Thomas Hart

Personal information
- Full name: Thomas Mure Hart
- Born: 1 March 1909 Glasgow, Lanarkshire, Scotland
- Died: 16 January 2001 (aged 91) Hampshire, England
- Batting: Right-handed
- Bowling: Right-arm fast-medium
- Role: All-rounder

Domestic team information
- 1931–1932: Oxford University
- FC debut: 20 June 1931 Oxford University v Army
- Last FC: 27 July 1934 Scotland v Australia

Career statistics
| Competition | First-class |
| Matches | 12 |
| Runs scored | 318 |
| Batting average | 19.87 |
| 100s/50s | 0/1 |
| Top score | 57 |
| Balls bowled | 1160 |
| Wickets | 9 |
| Bowling average | 51.66 |
| 5 wickets in innings | 0 |
| 10 wickets in match | 0 |
| Best bowling | 3/26 |
| Catches/stumpings | 5/– |
- Source: CricketArchive, 4 December 2008

= Thomas Hart (civil servant) =

Scotland dual-international rugby union player & cricketer

Thomas Mure Hart, CMG (1 March 1909 – 16 January 2001) was a Scottish cricketer and rugby union player. He played twice for the Scotland national rugby union team and twice for the Scotland national cricket team as a right-handed batsman and right-arm fast-medium bowler. Hart was also a civil servant who served as the Financial Secretary of Singapore between 1954 and 1959.

==Biography==
Born in Glasgow in 1909, Hart was educated at Glasgow Academy, Strathallan School, Glasgow University and Brasenose College, Oxford. In 1930, he played twice for Scotland in the Five Nations against Wales and Ireland at centre. Scotland beating Wales 12–9 at Murrayfield on 1 February and losing 14–11 to Ireland at Murrayfield on 22 February. In 1931 he played two games for Leicester Tigers.
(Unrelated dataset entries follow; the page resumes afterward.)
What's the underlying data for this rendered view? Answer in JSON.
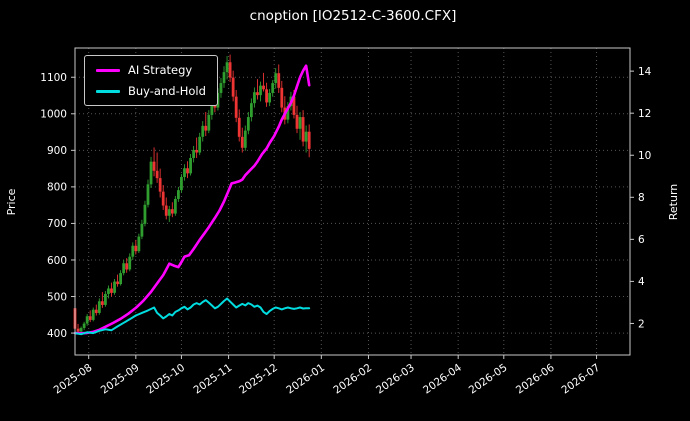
{
  "chart_data": {
    "type": "candlestick",
    "title": "cnoption [IO2512-C-3600.CFX]",
    "colors": {
      "background": "#000000",
      "text": "#ffffff",
      "grid": "#555555",
      "frame": "#c8c8c8",
      "candle_up": "#2f9e2f",
      "candle_down": "#ef3434",
      "ai_strategy": "#ff00ff",
      "buy_and_hold": "#00dde0"
    },
    "x_axis": {
      "range_days": [
        0,
        365
      ],
      "ticks": [
        {
          "day": 9,
          "label": "2025-08"
        },
        {
          "day": 40,
          "label": "2025-09"
        },
        {
          "day": 70,
          "label": "2025-10"
        },
        {
          "day": 101,
          "label": "2025-11"
        },
        {
          "day": 131,
          "label": "2025-12"
        },
        {
          "day": 162,
          "label": "2026-01"
        },
        {
          "day": 193,
          "label": "2026-02"
        },
        {
          "day": 221,
          "label": "2026-03"
        },
        {
          "day": 252,
          "label": "2026-04"
        },
        {
          "day": 282,
          "label": "2026-05"
        },
        {
          "day": 313,
          "label": "2026-06"
        },
        {
          "day": 343,
          "label": "2026-07"
        }
      ]
    },
    "left_axis": {
      "label": "Price",
      "range": [
        340,
        1180
      ],
      "ticks": [
        400,
        500,
        600,
        700,
        800,
        900,
        1000,
        1100
      ]
    },
    "right_axis": {
      "label": "Return",
      "range": [
        0.5,
        15.1
      ],
      "ticks": [
        2,
        4,
        6,
        8,
        10,
        12,
        14
      ]
    },
    "candles": {
      "up_color": "#2f9e2f",
      "down_color": "#ef3434",
      "ohlc": [
        [
          0,
          468,
          486,
          402,
          412
        ],
        [
          2,
          412,
          425,
          396,
          404
        ],
        [
          4,
          404,
          418,
          395,
          414
        ],
        [
          6,
          414,
          431,
          408,
          426
        ],
        [
          8,
          426,
          452,
          420,
          446
        ],
        [
          10,
          446,
          462,
          430,
          436
        ],
        [
          12,
          436,
          470,
          432,
          464
        ],
        [
          14,
          464,
          478,
          448,
          455
        ],
        [
          16,
          455,
          495,
          450,
          487
        ],
        [
          18,
          487,
          512,
          469,
          477
        ],
        [
          20,
          477,
          515,
          472,
          507
        ],
        [
          22,
          507,
          530,
          495,
          522
        ],
        [
          24,
          522,
          538,
          500,
          510
        ],
        [
          26,
          510,
          548,
          505,
          541
        ],
        [
          28,
          541,
          560,
          527,
          534
        ],
        [
          30,
          534,
          572,
          530,
          564
        ],
        [
          32,
          564,
          600,
          558,
          591
        ],
        [
          34,
          591,
          605,
          565,
          574
        ],
        [
          36,
          574,
          618,
          569,
          609
        ],
        [
          38,
          609,
          648,
          600,
          639
        ],
        [
          40,
          639,
          655,
          615,
          624
        ],
        [
          42,
          624,
          672,
          619,
          664
        ],
        [
          44,
          664,
          710,
          657,
          699
        ],
        [
          46,
          699,
          762,
          692,
          751
        ],
        [
          48,
          751,
          820,
          744,
          807
        ],
        [
          50,
          807,
          882,
          797,
          869
        ],
        [
          52,
          869,
          908,
          829,
          844
        ],
        [
          54,
          844,
          894,
          811,
          824
        ],
        [
          56,
          824,
          850,
          771,
          787
        ],
        [
          58,
          787,
          805,
          737,
          749
        ],
        [
          60,
          749,
          771,
          711,
          721
        ],
        [
          62,
          721,
          748,
          704,
          739
        ],
        [
          64,
          739,
          758,
          717,
          727
        ],
        [
          66,
          727,
          775,
          721,
          767
        ],
        [
          68,
          767,
          800,
          759,
          791
        ],
        [
          70,
          791,
          835,
          784,
          827
        ],
        [
          72,
          827,
          862,
          817,
          851
        ],
        [
          74,
          851,
          870,
          824,
          837
        ],
        [
          76,
          837,
          890,
          831,
          879
        ],
        [
          78,
          879,
          912,
          867,
          901
        ],
        [
          80,
          901,
          935,
          879,
          894
        ],
        [
          82,
          894,
          948,
          887,
          937
        ],
        [
          84,
          937,
          980,
          924,
          967
        ],
        [
          86,
          967,
          1005,
          939,
          954
        ],
        [
          88,
          954,
          1010,
          947,
          997
        ],
        [
          90,
          997,
          1040,
          984,
          1027
        ],
        [
          92,
          1027,
          1062,
          1004,
          1017
        ],
        [
          94,
          1017,
          1070,
          1009,
          1057
        ],
        [
          96,
          1057,
          1098,
          1044,
          1084
        ],
        [
          98,
          1084,
          1130,
          1071,
          1114
        ],
        [
          100,
          1114,
          1158,
          1094,
          1141
        ],
        [
          102,
          1141,
          1162,
          1087,
          1099
        ],
        [
          104,
          1099,
          1118,
          1034,
          1047
        ],
        [
          106,
          1047,
          1065,
          977,
          989
        ],
        [
          108,
          989,
          1012,
          924,
          937
        ],
        [
          110,
          937,
          962,
          894,
          907
        ],
        [
          112,
          907,
          968,
          899,
          954
        ],
        [
          114,
          954,
          1005,
          944,
          991
        ],
        [
          116,
          991,
          1042,
          979,
          1029
        ],
        [
          118,
          1029,
          1072,
          1017,
          1059
        ],
        [
          120,
          1059,
          1095,
          1039,
          1051
        ],
        [
          122,
          1051,
          1088,
          1034,
          1077
        ],
        [
          124,
          1077,
          1112,
          1061,
          1067
        ],
        [
          126,
          1067,
          1085,
          1019,
          1031
        ],
        [
          128,
          1031,
          1068,
          1021,
          1057
        ],
        [
          130,
          1057,
          1092,
          1047,
          1084
        ],
        [
          132,
          1084,
          1125,
          1069,
          1111
        ],
        [
          134,
          1111,
          1135,
          1057,
          1071
        ],
        [
          136,
          1071,
          1090,
          1004,
          1017
        ],
        [
          138,
          1017,
          1048,
          971,
          984
        ],
        [
          140,
          984,
          1032,
          974,
          1021
        ],
        [
          142,
          1021,
          1060,
          1009,
          1047
        ],
        [
          144,
          1047,
          1065,
          987,
          997
        ],
        [
          146,
          997,
          1022,
          947,
          959
        ],
        [
          148,
          959,
          1005,
          929,
          991
        ],
        [
          150,
          991,
          1010,
          911,
          924
        ],
        [
          152,
          924,
          968,
          894,
          951
        ],
        [
          154,
          951,
          971,
          881,
          904
        ]
      ]
    },
    "series": [
      {
        "name": "AI Strategy",
        "color": "#ff00ff",
        "axis": "right",
        "width": 2.6,
        "points": [
          [
            0,
            1.54
          ],
          [
            4,
            1.53
          ],
          [
            8,
            1.55
          ],
          [
            12,
            1.6
          ],
          [
            16,
            1.7
          ],
          [
            20,
            1.84
          ],
          [
            25,
            2.02
          ],
          [
            30,
            2.22
          ],
          [
            35,
            2.46
          ],
          [
            40,
            2.74
          ],
          [
            45,
            3.08
          ],
          [
            50,
            3.5
          ],
          [
            55,
            4.0
          ],
          [
            58,
            4.3
          ],
          [
            60,
            4.56
          ],
          [
            62,
            4.84
          ],
          [
            65,
            4.75
          ],
          [
            68,
            4.68
          ],
          [
            70,
            4.92
          ],
          [
            72,
            5.18
          ],
          [
            75,
            5.24
          ],
          [
            78,
            5.54
          ],
          [
            82,
            5.98
          ],
          [
            85,
            6.27
          ],
          [
            88,
            6.58
          ],
          [
            92,
            7.02
          ],
          [
            95,
            7.37
          ],
          [
            98,
            7.8
          ],
          [
            101,
            8.32
          ],
          [
            103,
            8.66
          ],
          [
            105,
            8.7
          ],
          [
            108,
            8.76
          ],
          [
            110,
            8.84
          ],
          [
            112,
            9.05
          ],
          [
            115,
            9.28
          ],
          [
            118,
            9.5
          ],
          [
            120,
            9.7
          ],
          [
            123,
            10.05
          ],
          [
            126,
            10.32
          ],
          [
            128,
            10.58
          ],
          [
            131,
            10.92
          ],
          [
            134,
            11.36
          ],
          [
            136,
            11.7
          ],
          [
            138,
            11.97
          ],
          [
            140,
            12.23
          ],
          [
            142,
            12.49
          ],
          [
            144,
            12.84
          ],
          [
            146,
            13.28
          ],
          [
            148,
            13.7
          ],
          [
            150,
            14.02
          ],
          [
            152,
            14.26
          ],
          [
            154,
            13.33
          ]
        ]
      },
      {
        "name": "Buy-and-Hold",
        "color": "#00dde0",
        "axis": "right",
        "width": 2.0,
        "points": [
          [
            0,
            1.54
          ],
          [
            4,
            1.49
          ],
          [
            8,
            1.58
          ],
          [
            12,
            1.54
          ],
          [
            16,
            1.65
          ],
          [
            20,
            1.72
          ],
          [
            24,
            1.68
          ],
          [
            28,
            1.86
          ],
          [
            32,
            2.03
          ],
          [
            36,
            2.2
          ],
          [
            40,
            2.38
          ],
          [
            44,
            2.5
          ],
          [
            48,
            2.62
          ],
          [
            52,
            2.76
          ],
          [
            54,
            2.5
          ],
          [
            56,
            2.38
          ],
          [
            58,
            2.24
          ],
          [
            60,
            2.33
          ],
          [
            62,
            2.45
          ],
          [
            64,
            2.38
          ],
          [
            66,
            2.55
          ],
          [
            68,
            2.62
          ],
          [
            70,
            2.72
          ],
          [
            72,
            2.79
          ],
          [
            74,
            2.67
          ],
          [
            76,
            2.76
          ],
          [
            78,
            2.9
          ],
          [
            80,
            2.97
          ],
          [
            82,
            2.9
          ],
          [
            84,
            3.02
          ],
          [
            86,
            3.11
          ],
          [
            88,
            2.99
          ],
          [
            90,
            2.86
          ],
          [
            92,
            2.72
          ],
          [
            94,
            2.79
          ],
          [
            96,
            2.93
          ],
          [
            98,
            3.07
          ],
          [
            100,
            3.18
          ],
          [
            102,
            3.04
          ],
          [
            104,
            2.9
          ],
          [
            106,
            2.76
          ],
          [
            108,
            2.85
          ],
          [
            110,
            2.93
          ],
          [
            112,
            2.86
          ],
          [
            114,
            2.97
          ],
          [
            116,
            2.9
          ],
          [
            118,
            2.79
          ],
          [
            120,
            2.85
          ],
          [
            122,
            2.76
          ],
          [
            124,
            2.55
          ],
          [
            126,
            2.45
          ],
          [
            128,
            2.59
          ],
          [
            130,
            2.69
          ],
          [
            132,
            2.76
          ],
          [
            134,
            2.72
          ],
          [
            136,
            2.67
          ],
          [
            138,
            2.72
          ],
          [
            140,
            2.76
          ],
          [
            142,
            2.72
          ],
          [
            144,
            2.69
          ],
          [
            146,
            2.72
          ],
          [
            148,
            2.76
          ],
          [
            150,
            2.71
          ],
          [
            152,
            2.72
          ],
          [
            154,
            2.72
          ]
        ]
      }
    ],
    "legend": {
      "items": [
        {
          "label": "AI Strategy",
          "color": "#ff00ff"
        },
        {
          "label": "Buy-and-Hold",
          "color": "#00dde0"
        }
      ]
    }
  }
}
Whilst attending Oxford University, Hart played for the university cricket team, playing ten first-class matches in 1931 and 1932, gaining his blue in both years. He made his debut for Scotland in 1933, playing against Ireland. He played a second match against Australia the following year. Both matches were first-class.

===Civil service===
Hart entered the Colonial Service in 1933 and was seconded to the Colonial Office between 1933 and 1936. He subsequently joined the Malayan Civil Service in 1936. Hart represented the Malaya cricket team in two matches, drawing against Sir Julien Cahn's XI in 1937 and losing to the Ceylonese cricket team in 1938. He also appeared in three matches for the Federated Malay States against the Straits Settlements between 1937 and 1939. During World War II, he was captured by the Japanese in Malaya and interned as a civilian detainee for the duration of the conflict.

Following the war, he was appointed Director of Commerce and Industry in Singapore in 1953, and the following year became the Financial Secretary to Singapore, serving under the cabinets of David Marshall from 1955 and subsequently Lim Yew Hock. The office of Financial Secretary was abolished after the 1959 Singaporean general election, when Singapore attained full internal self-government. It was replaced by the office of Minister of Finance, with Goh Keng Swee as his successor.

==Awards==
Appointed a Companion of St Michael and St George, 1957.